Lietava Castle (Lietavský hrad, older names Litova, Letava, Lethowa, Zsolnalitva) is an extensive castle ruin in the Súľov Mountains of northern Slovakia, between the villages of Lietava and Lietavská Svinná-Babkov in the Žilina District.

==History==
The castle was built after 1241, most likely as an administrative and military centre. It occupies a strategic position alongside the Amber Road, a trade route between Europe and Asia along which amber and other goods were transported. Members of the Balas family are thought to have constructed a four-storey tower, and this was expanded over the years by successive owners. In the early 14th century, it is mentioned with Máté Csák III, one of the powerful magnates in the Kingdom of Hungary. The castle changed hands several times until the 16th century when the Thurzó family gained it. It was reconstructed in the Gothic-Renaissance style and fortified, and given its own military garrison. The weathered remains of this reconstruction are what remains; its past grandeur can be seen in the coats of arms, the renaissance portals, the inscriptions and grand fireplaces. After the death of Imre Thurzó in 1621, it was divided between his heirs. After the ownership disputes in 1641, they lost interest in it.
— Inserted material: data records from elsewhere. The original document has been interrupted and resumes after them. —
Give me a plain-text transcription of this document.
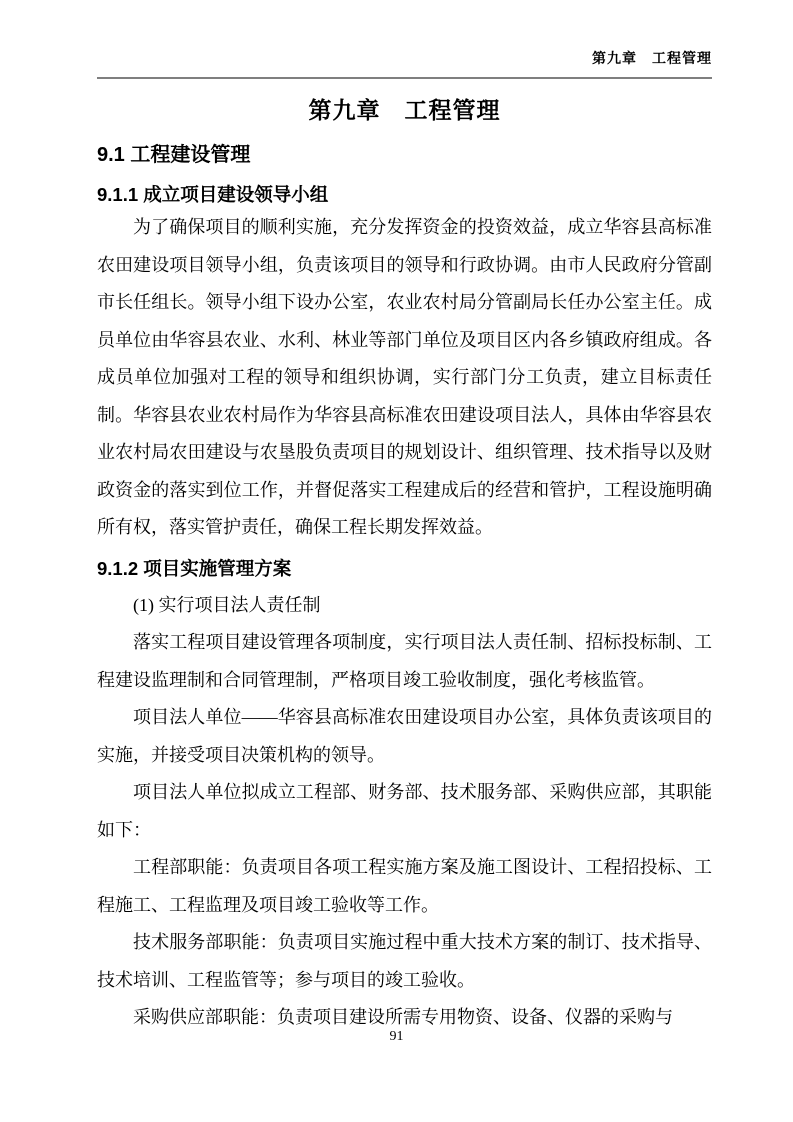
第九章　工程管理
第九章　工程管理
9.1 工程建设管理
9.1.1 成立项目建设领导小组

为了确保项目的顺利实施，充分发挥资金的投资效益，成立华容县高标准农田建设项目领导小组，负责该项目的领导和行政协调。由市人民政府分管副市长任组长。领导小组下设办公室，农业农村局分管副局长任办公室主任。成员单位由华容县农业、水利、林业等部门单位及项目区内各乡镇政府组成。各成员单位加强对工程的领导和组织协调，实行部门分工负责，建立目标责任制。华容县农业农村局作为华容县高标准农田建设项目法人，具体由华容县农业农村局农田建设与农垦股负责项目的规划设计、组织管理、技术指导以及财政资金的落实到位工作，并督促落实工程建成后的经营和管护，工程设施明确所有权，落实管护责任，确保工程长期发挥效益。

9.1.2 项目实施管理方案

(1) 实行项目法人责任制

落实工程项目建设管理各项制度，实行项目法人责任制、招标投标制、工程建设监理制和合同管理制，严格项目竣工验收制度，强化考核监管。

项目法人单位——华容县高标准农田建设项目办公室，具体负责该项目的实施，并接受项目决策机构的领导。

项目法人单位拟成立工程部、财务部、技术服务部、采购供应部，其职能如下：

工程部职能：负责项目各项工程实施方案及施工图设计、工程招投标、工程施工、工程监理及项目竣工验收等工作。

技术服务部职能：负责项目实施过程中重大技术方案的制订、技术指导、技术培训、工程监管等；参与项目的竣工验收。

采购供应部职能：负责项目建设所需专用物资、设备、仪器的采购与

91
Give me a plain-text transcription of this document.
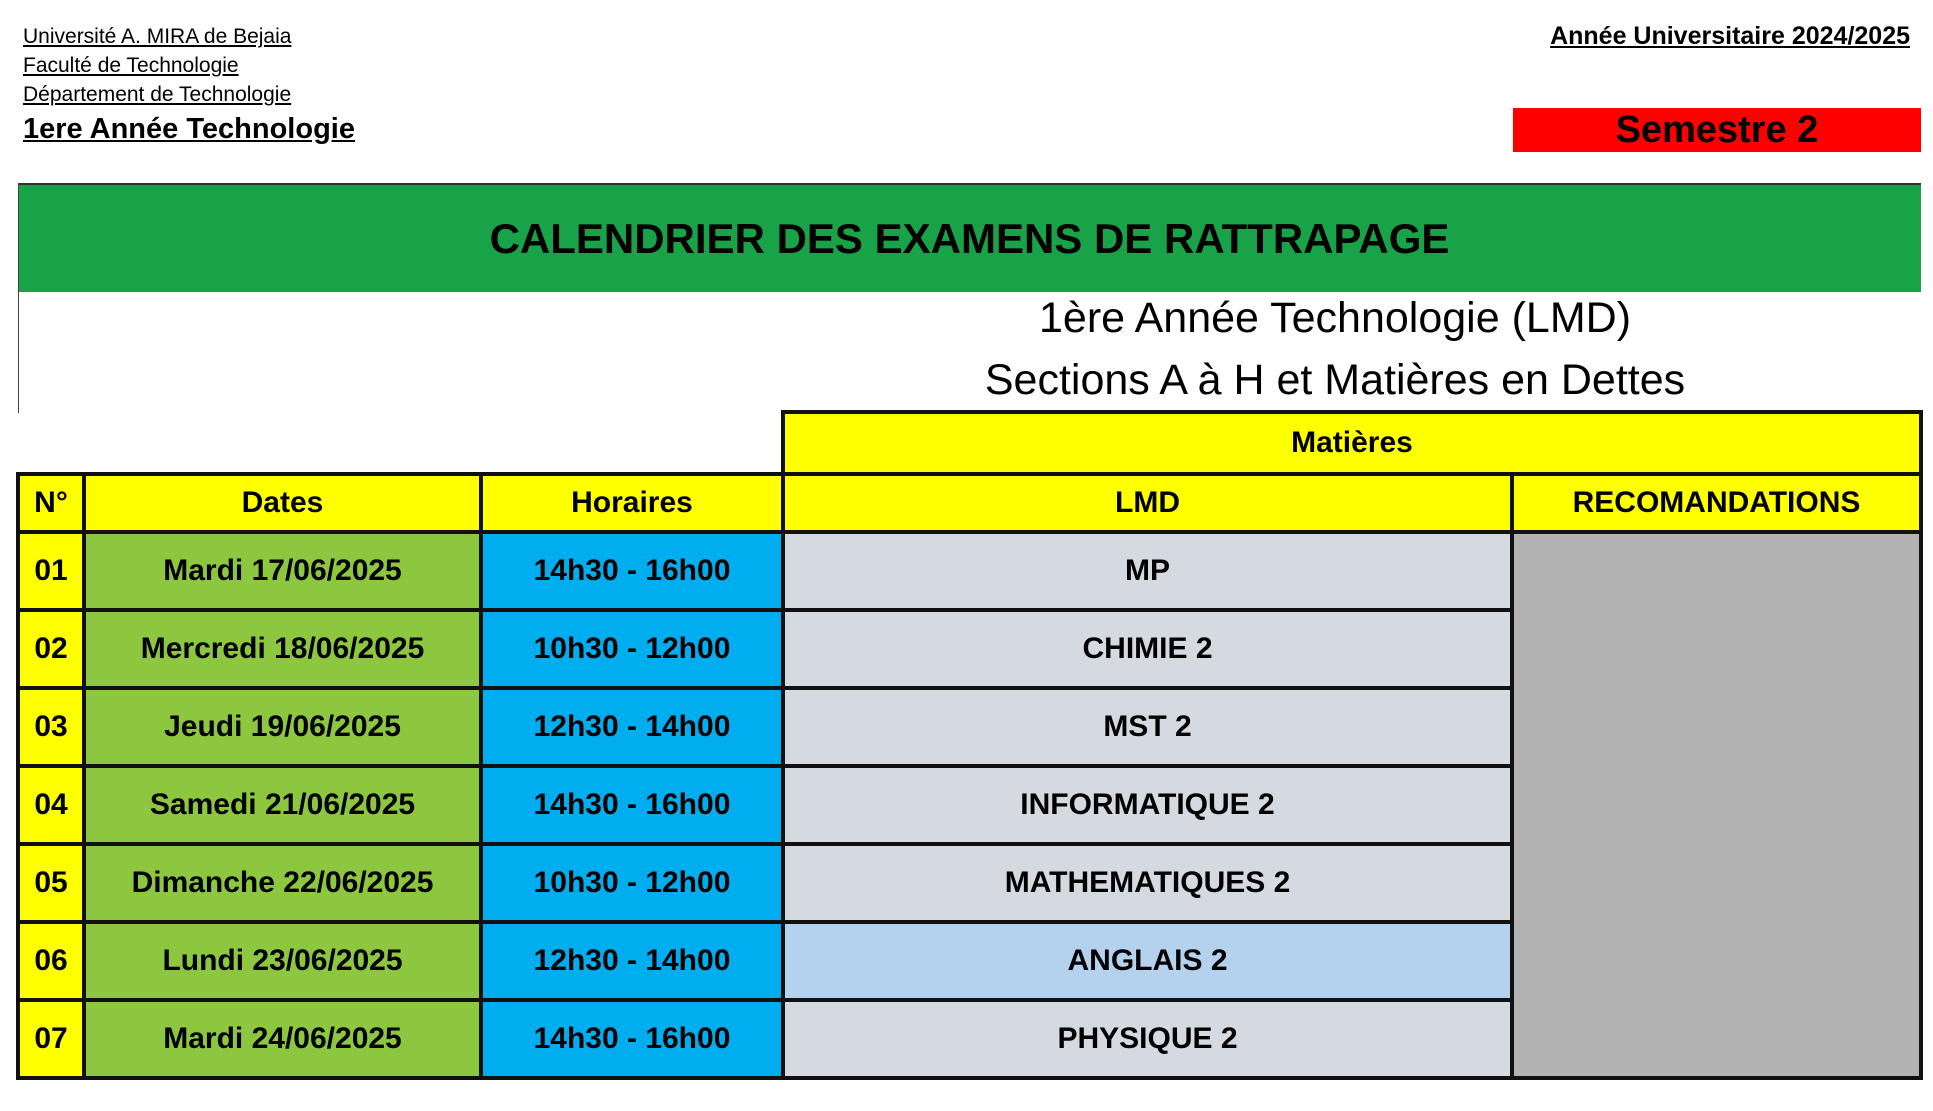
Université A. MIRA de Bejaia
Faculté de Technologie
Département de Technologie
1ere Année Technologie
Année Universitaire 2024/2025
Semestre 2
CALENDRIER DES EXAMENS DE RATTRAPAGE
1ère Année Technologie (LMD)
Sections A à H et Matières en Dettes
			Matières	
N°	Dates	Horaires	LMD	RECOMANDATIONS
01	Mardi 17/06/2025	14h30 - 16h00	MP	
02	Mercredi 18/06/2025	10h30 - 12h00	CHIMIE 2	
03	Jeudi 19/06/2025	12h30 - 14h00	MST 2	
04	Samedi 21/06/2025	14h30 - 16h00	INFORMATIQUE 2	
05	Dimanche 22/06/2025	10h30 - 12h00	MATHEMATIQUES 2	
06	Lundi 23/06/2025	12h30 - 14h00	ANGLAIS 2	
07	Mardi 24/06/2025	14h30 - 16h00	PHYSIQUE 2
The castle report in 1698 said that the castle was uninhabited and there was only an archive, which was moved to the Orava Castle (Árva) in the 1760s. After that, the castle was abandoned and not used any more.

== Today ==
Today the castle is in the hands of the non-profit organisation Združenie na záchranu Lietavského hradu, which takes care of the castle and oversees its conservation. It can be accessed along a blue waymarked trail from the village of Lietava, a walk that takes about thirty minutes. It is one of the most-visited castles in the country.